The three-model pipeline won't disappear overnight. It's entrenched and composable, and engineers understand it. But every month that passes, another piece of the speech stack gets ported to MLX, quantized to fit in unified memory, and released under an Apache license. The diarization stack landed last week. Forced alignment the week before. The telephone game is losing players.
You can clone the library today and run it. That's the part that's different from every other "future of voice AI" story. This isn't a research paper or a demo video. It's a swift build -c release and a WAV file away from running on your desk. The model talks back. Not well enough yet, not for production, not for anything that matters today. But faster than real-time, on hardware that fits in a backpack, with every weight open and every line of inference code readable.
The pipeline is cracking. What comes through the cracks is still rough. But it fits on a laptop now, and that changes who gets to work on it.
Frequently Asked Questions
What is full-duplex speech-to-speech and how does it differ from current voice assistants?
Full-duplex means the model listens and speaks at the same time, like a human conversation. Current assistants use a three-step pipeline: transcribe speech to text, generate a text response, then synthesize speech. Each handoff adds latency and loses non-verbal cues like tone and hesitation.
What hardware do you need to run PersonaPlex locally on a Mac?
The 4-bit quantized model weighs 5.3 GB and runs on Apple Silicon Macs through the MLX framework. Benchmarks show an RTF of 0.87 on an M2 Max with 64 GB, meaning it produces audio faster than real-time. An M4 would clear the 80ms frame budget with headroom to spare.
What is Apple's MLX framework and why is it relevant here?
MLX is Apple's open-source machine learning framework built for Apple Silicon. It uses Metal GPU acceleration and unified memory to eliminate tensor copying between CPU and GPU. Unlike CoreML, it provides APIs in Swift, Python, C++, and C, letting developers build native on-device AI apps without cloud dependencies.

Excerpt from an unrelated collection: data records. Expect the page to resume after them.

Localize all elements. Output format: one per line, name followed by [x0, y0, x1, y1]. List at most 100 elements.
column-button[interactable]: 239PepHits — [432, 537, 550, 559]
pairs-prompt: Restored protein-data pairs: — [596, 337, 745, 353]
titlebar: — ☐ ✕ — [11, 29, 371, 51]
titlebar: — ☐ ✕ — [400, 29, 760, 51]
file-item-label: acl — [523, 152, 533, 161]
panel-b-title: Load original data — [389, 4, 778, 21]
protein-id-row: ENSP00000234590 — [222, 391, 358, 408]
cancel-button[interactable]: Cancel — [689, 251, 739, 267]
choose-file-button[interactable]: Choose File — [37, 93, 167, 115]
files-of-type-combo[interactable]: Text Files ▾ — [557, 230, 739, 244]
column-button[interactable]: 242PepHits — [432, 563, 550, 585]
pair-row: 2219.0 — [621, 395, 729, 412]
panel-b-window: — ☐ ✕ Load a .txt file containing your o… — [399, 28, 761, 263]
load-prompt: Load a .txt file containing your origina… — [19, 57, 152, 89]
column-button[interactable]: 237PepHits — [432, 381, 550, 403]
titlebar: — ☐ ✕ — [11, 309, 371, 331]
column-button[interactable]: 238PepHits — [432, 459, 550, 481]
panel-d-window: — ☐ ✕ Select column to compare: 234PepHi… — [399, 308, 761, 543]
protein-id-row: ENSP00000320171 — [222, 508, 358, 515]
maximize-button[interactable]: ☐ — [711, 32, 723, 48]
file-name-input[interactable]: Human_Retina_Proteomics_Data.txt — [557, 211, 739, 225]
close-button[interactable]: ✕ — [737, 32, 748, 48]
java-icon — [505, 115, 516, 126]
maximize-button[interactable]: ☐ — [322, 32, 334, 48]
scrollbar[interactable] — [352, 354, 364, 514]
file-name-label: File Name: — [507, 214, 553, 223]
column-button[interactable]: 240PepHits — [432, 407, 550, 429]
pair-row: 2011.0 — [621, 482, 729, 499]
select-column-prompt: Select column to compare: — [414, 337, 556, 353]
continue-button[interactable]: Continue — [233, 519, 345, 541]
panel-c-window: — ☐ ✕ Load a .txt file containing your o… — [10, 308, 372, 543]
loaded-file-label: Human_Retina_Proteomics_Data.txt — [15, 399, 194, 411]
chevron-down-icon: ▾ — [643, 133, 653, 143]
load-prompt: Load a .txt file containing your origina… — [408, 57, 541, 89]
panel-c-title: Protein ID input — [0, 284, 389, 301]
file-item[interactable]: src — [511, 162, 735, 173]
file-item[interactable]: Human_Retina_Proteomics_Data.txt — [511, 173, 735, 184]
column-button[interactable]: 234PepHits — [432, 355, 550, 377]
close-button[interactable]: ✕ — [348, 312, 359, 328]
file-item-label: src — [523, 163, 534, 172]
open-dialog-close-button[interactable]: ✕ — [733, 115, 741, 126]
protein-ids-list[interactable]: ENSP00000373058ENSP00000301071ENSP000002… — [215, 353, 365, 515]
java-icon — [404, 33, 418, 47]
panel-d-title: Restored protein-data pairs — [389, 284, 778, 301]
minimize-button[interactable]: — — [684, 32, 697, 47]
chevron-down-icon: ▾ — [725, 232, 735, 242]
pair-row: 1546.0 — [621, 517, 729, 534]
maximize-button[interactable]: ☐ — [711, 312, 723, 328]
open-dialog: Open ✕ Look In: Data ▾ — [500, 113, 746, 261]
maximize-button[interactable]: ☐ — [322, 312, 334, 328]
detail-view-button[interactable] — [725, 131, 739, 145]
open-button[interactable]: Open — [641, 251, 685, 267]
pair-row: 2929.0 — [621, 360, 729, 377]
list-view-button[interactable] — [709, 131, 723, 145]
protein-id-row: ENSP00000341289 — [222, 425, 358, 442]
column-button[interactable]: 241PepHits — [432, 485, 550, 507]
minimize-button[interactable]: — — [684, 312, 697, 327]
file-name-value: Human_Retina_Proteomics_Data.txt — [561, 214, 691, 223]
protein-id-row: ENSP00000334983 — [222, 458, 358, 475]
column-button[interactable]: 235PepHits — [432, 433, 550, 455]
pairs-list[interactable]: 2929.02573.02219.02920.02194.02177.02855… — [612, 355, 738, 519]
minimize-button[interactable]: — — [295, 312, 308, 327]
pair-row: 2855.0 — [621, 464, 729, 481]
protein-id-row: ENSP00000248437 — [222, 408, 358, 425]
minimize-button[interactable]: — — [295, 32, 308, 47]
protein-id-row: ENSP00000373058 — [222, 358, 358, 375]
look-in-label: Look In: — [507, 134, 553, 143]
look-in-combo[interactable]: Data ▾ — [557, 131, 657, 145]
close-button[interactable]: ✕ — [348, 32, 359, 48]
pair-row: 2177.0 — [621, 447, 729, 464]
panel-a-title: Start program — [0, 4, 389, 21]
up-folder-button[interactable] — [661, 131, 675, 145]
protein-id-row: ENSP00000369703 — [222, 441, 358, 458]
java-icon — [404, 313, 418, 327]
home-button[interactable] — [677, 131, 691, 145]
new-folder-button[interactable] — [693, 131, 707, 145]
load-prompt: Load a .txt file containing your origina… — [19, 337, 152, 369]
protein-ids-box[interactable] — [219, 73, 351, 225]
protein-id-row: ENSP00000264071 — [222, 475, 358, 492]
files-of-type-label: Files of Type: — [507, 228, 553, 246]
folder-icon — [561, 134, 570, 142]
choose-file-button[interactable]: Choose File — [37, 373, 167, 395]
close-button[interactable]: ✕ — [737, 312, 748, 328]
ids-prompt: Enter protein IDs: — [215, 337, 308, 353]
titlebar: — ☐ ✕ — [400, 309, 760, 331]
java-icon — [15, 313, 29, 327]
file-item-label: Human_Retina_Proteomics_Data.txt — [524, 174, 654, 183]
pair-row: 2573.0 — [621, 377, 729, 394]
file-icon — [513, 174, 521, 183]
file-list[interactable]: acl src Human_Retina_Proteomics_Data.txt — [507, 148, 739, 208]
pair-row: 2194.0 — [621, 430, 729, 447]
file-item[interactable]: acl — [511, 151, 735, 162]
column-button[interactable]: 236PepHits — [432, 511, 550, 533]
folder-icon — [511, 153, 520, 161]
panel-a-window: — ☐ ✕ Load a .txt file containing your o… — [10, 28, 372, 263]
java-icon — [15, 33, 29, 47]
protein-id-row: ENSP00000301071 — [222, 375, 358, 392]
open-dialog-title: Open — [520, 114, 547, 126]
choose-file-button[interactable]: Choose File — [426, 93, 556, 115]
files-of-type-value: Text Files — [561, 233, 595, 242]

Why can't PersonaPlex replace traditional voice pipelines today?
Accuracy and composability. PersonaPlex scores 4.29/5 on task adherence and currently only processes WAV files, not live microphone input. The cascade pipeline lets you swap individual models, mix local and cloud endpoints, and route different queries to different-sized models. Full-duplex can't do that yet.
What does an RTF of 0.87 mean for real-time voice interaction?
RTF (Real-Time Factor) measures how fast the model generates audio relative to playback speed. Below 1.0 means faster than real-time. At 0.87, PersonaPlex produces each 80ms audio frame in about 68ms, leaving 12ms of headroom per step for streaming without buffering delays.